Should I spell out what the contingency plan entails, in order to get informed player consent?  Or is there a way to get consent that skill keeps some of the big stuff secret?
--Stack

Stickman

I've run into this a few times playing games like the Pool (and variant Snowball) and Pretenders. Often times it struck me that as players I / we aren't used to providing full details in conflict resolution terms.

ex: Trying to sneak into a secure area in a Cyberpunk style game. The player says something like 'success means I sneak in and find the data I'm after, failure means the security team arrives'.

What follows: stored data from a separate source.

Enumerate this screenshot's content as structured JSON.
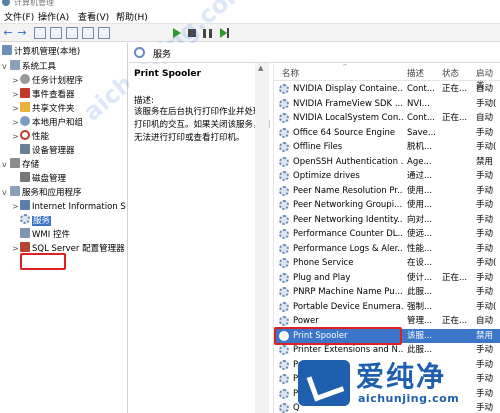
{
  "title_bar": {
    "title": "计算机管理"
  },
  "menu": [
    "文件(F)",
    "操作(A)",
    "查看(V)",
    "帮助(H)"
  ],
  "toolbar": {
    "icons": [
      "back-arrow",
      "forward-arrow",
      "console-tree",
      "properties",
      "help",
      "export",
      "show-hide",
      "start",
      "stop",
      "pause",
      "restart"
    ]
  },
  "tree": [
    {
      "label": "计算机管理(本地)",
      "level": 0,
      "expander": "",
      "icon": "computer"
    },
    {
      "label": "系统工具",
      "level": 1,
      "expander": "v",
      "icon": "tools"
    },
    {
      "label": "任务计划程序",
      "level": 2,
      "expander": ">",
      "icon": "clock"
    },
    {
      "label": "事件查看器",
      "level": 2,
      "expander": ">",
      "icon": "event"
    },
    {
      "label": "共享文件夹",
      "level": 2,
      "expander": ">",
      "icon": "folder"
    },
    {
      "label": "本地用户和组",
      "level": 2,
      "expander": ">",
      "icon": "users"
    },
    {
      "label": "性能",
      "level": 2,
      "expander": ">",
      "icon": "perf"
    },
    {
      "label": "设备管理器",
      "level": 2,
      "expander": "",
      "icon": "device"
    },
    {
      "label": "存储",
      "level": 1,
      "expander": "v",
      "icon": "storage"
    },
    {
      "label": "磁盘管理",
      "level": 2,
      "expander": "",
      "icon": "disk"
    },
    {
      "label": "服务和应用程序",
      "level": 1,
      "expander": "v",
      "icon": "apps"
    },
    {
      "label": "Internet Information S",
      "level": 2,
      "expander": ">",
      "icon": "iis"
    },
    {
      "label": "服务",
      "level": 2,
      "expander": "",
      "icon": "services",
      "selected": true
    },
    {
      "label": "WMI 控件",
      "level": 2,
      "expander": "",
      "icon": "wmi"
    },
    {
      "label": "SQL Server 配置管理器",
      "level": 2,
      "expander": ">",
      "icon": "sql"
    }
  ],
  "services_panel": {
    "title": "服务"
  },
  "description": {
    "service_name": "Print Spooler",
    "label": "描述:",
    "text": "该服务在后台执行打印作业并处理与打印机的交互。如果关闭该服务，则无法进行打印或查看打印机。"
  },
  "table": {
    "headers": [
      "名称",
      "描述",
      "状态",
      "启动类"
    ],
    "rows": [
      [
        "NVIDIA Display Containe...",
        "Cont...",
        "正在...",
        "自动"
      ],
      [
        "NVIDIA FrameView SDK ...",
        "NVI...",
        "",
        "手动("
      ],
      [
        "NVIDIA LocalSystem Con...",
        "Cont...",
        "正在...",
        "自动"
      ],
      [
        "Office 64 Source Engine",
        "Save...",
        "",
        "手动"
      ],
      [
        "Offline Files",
        "脱机...",
        "",
        "手动("
      ],
      [
        "OpenSSH Authentication ...",
        "Age...",
        "",
        "禁用"
      ],
      [
        "Optimize drives",
        "通过...",
        "",
        "手动"
      ],
      [
        "Peer Name Resolution Pr...",
        "使用...",
        "",
        "手动"
      ],
      [
        "Peer Networking Groupi...",
        "使用...",
        "",
        "手动"
      ],
      [
        "Peer Networking Identity...",
        "向对...",
        "",
        "手动"
      ],
      [
        "Performance Counter DL...",
        "使远...",
        "",
        "手动"
      ],
      [
        "Performance Logs & Aler...",
        "性能...",
        "",
        "手动"
      ],
      [
        "Phone Service",
        "在设...",
        "",
        "手动("
      ],
      [
        "Plug and Play",
        "使计...",
        "正在...",
        "手动"
      ],
      [
        "PNRP Machine Name Pu...",
        "此服...",
        "",
        "手动"
      ],
      [
        "Portable Device Enumera...",
        "强制...",
        "",
        "手动("
      ],
      [
        "Power",
        "管理...",
        "正在...",
        "自动"
      ],
      [
        "Print Spooler",
        "该服...",
        "",
        "禁用"
      ],
      [
        "Printer Extensions and N...",
        "此服...",
        "",
        "手动"
      ],
      [
        "Pr",
        "",
        "",
        "手动"
      ],
      [
        "Pr",
        "",
        "",
        "手动"
      ],
      [
        "Pr",
        "",
        "",
        "手动"
      ],
      [
        "Q",
        "",
        "",
        "手动"
      ]
    ],
    "selected_row": 17
  },
  "watermark": {
    "chinese": "爱纯净",
    "url": "aichunjing.com"
  },
  "colors": {
    "selection": "#3b76c8",
    "highlight_box": "#e02020",
    "watermark": "#1f5fb0"
  }
}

To my limitied translation I read this as: I know if I succeed I want X to happen, but if I fail, I just want you to go ahead and kick me upside the head, I have no specific requirements for what that Bad Stuff (tm) might be'

I don't take it to mean that the player wants a washed out negative outcome, more that they have no specific ideas for what might happen. Sure, this can (and should be) attributed to either inexperience or simple laziness, but it certainly shifts decision making back to a central authority (and so seems to indicate a smidgen of both possibilities!).

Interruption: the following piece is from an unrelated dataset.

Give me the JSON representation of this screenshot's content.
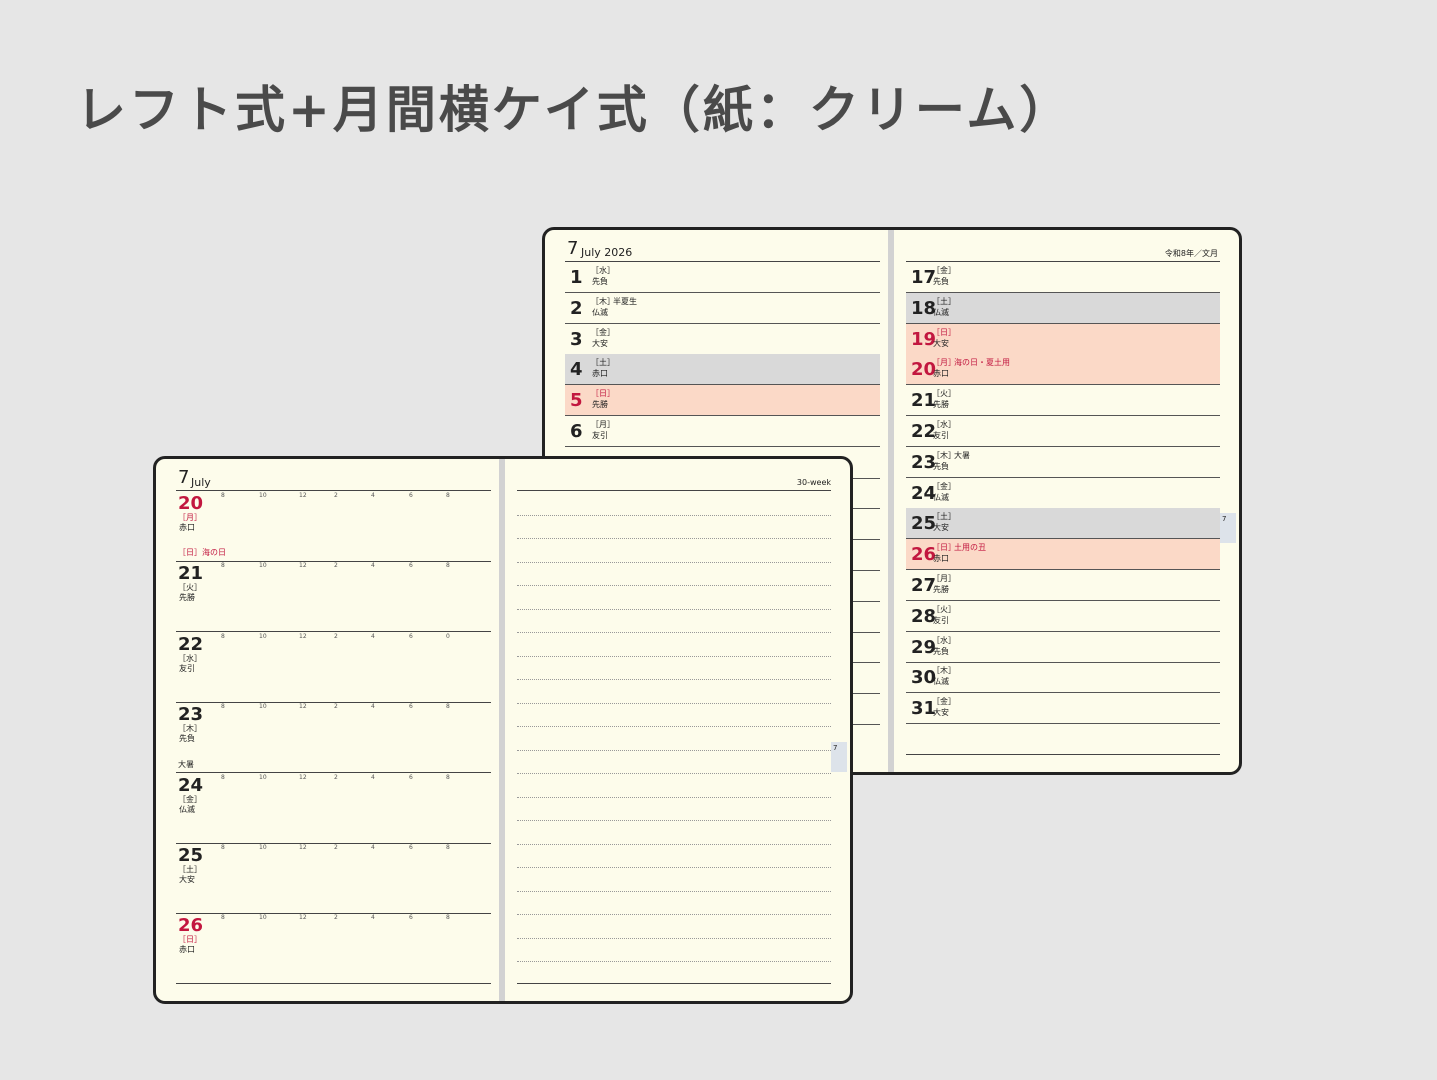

In the case you outline, it seems to me the player is doing just this. It's possible that they are unsure of thier authority and so are only giving some direction to the outcome (ie the Brain finds out, rather than say the Brain escapes). Alternatively they may have, as above, no specific narrative requirements for exactly what an annoyed, ex-spy Brain in a Jar might do when it discovers ones secret plans to deal with it.

As a potential solution I'd ammend the players proposed resolution to something that includes a little more dramatic detail without specifics:

"Okay--let's do some Conflict Resolution. I wanna know the real deal with this Brain in a Jar. I intend to find out using tasks X, Y, and Z. The risk is, the Brain in a Jar finds out and realizes we've been faking and puts into motion its contingency plans"

This gives the player the wording that they couldn't / wouldn't / didn't know they should - provide. It also states to them that once the conflict resolution goes ahead, you're going to have the Brain *do something*, not merely *know something*.